Let $\phi:\Omega\to D$ be a conformal mapping, where $\Omega$ is a bounded domain in $\mathbb{C}$ and $D$ is the unit disk. Caratheodory's theorem says it can extend as a homeomorphism from $\overline{\Omega}$ to $\overline{D}$ if and only if $\Omega$ is a Jordan domain. What if I only know $\phi$ can extend continuously to $\overline{\Omega}$? Is there an example that $\phi$ can extend continuously but $\Omega$ is not a Jordan domain?

Supplements:

1. What I can see is that the conformal mapping from $D-[0,1)$ to $D$ cannot extend, as it goes forwards and backwards on the line [0,1] and gives multiple values at each point, but I don't know what happens if the boundary is more complicated.

2. I found this discussion about the inverse $\phi^{-1}:D\to\Omega$. It is said $\phi^{-1}$ can extend if and only if $\partial\Omega$ is locally connected. converse to the jordan curve theorem

Answer 1

There is a simple characterization of the points $w \in \partial \Omega$ where a conformal map onto the unit disc can be extended to be continuous, namely, they need to be simple boundary points, which means that any sequence $z_n \in \Omega, z_n \to w$ can be embedded in a path $\alpha : [0,1] \to \Omega \cup w$ all contained in $\Omega$ except for $\alpha(1)=w$, in such a way that $z_n=\alpha(t_n), t_n \to 1$.

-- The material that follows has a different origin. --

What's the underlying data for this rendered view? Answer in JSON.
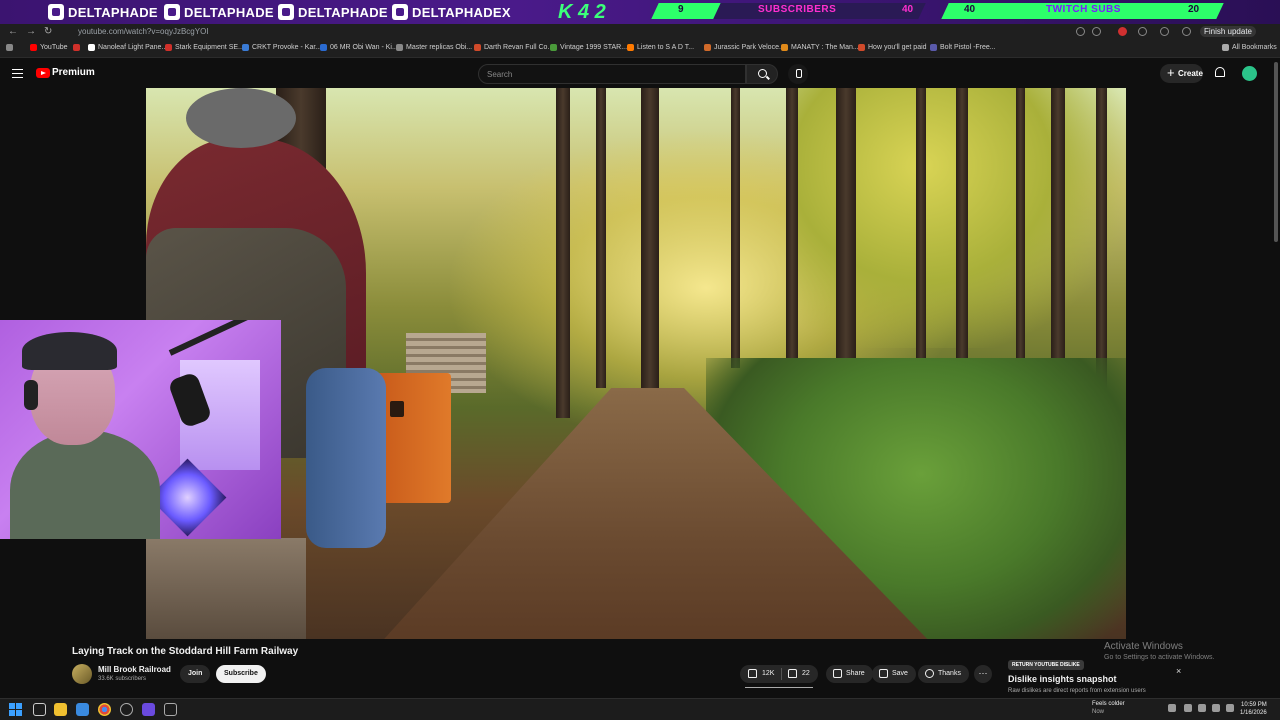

One implication is obvious since any boundary point of $D$ is simple, so if $\phi(z_n) \to \phi(w)$ we get a path as required in $D \cup \phi(w)$ and pull it back to $\Omega$, the other requires some work but is not that hard by contradiction using that univalent functions on the disc have radial limits a.e. regardless if they are bounded or not since they live in some Hardy space $H^p, 0<p<\frac{1}{2}$

If $F$ is the set of simple points of $\partial \Omega$ and $\Omega$ bounded, a harder result to prove that uses boundness essentially is that $\phi$ is injective and continuos on $\Omega \cup F$. This answers the OP question since if $\phi$ extends continuosly to $\partial \Omega$ ($\Omega$ bounded), then indeed $\Omega$ must be a Jordan curve since the extension is injective automatically!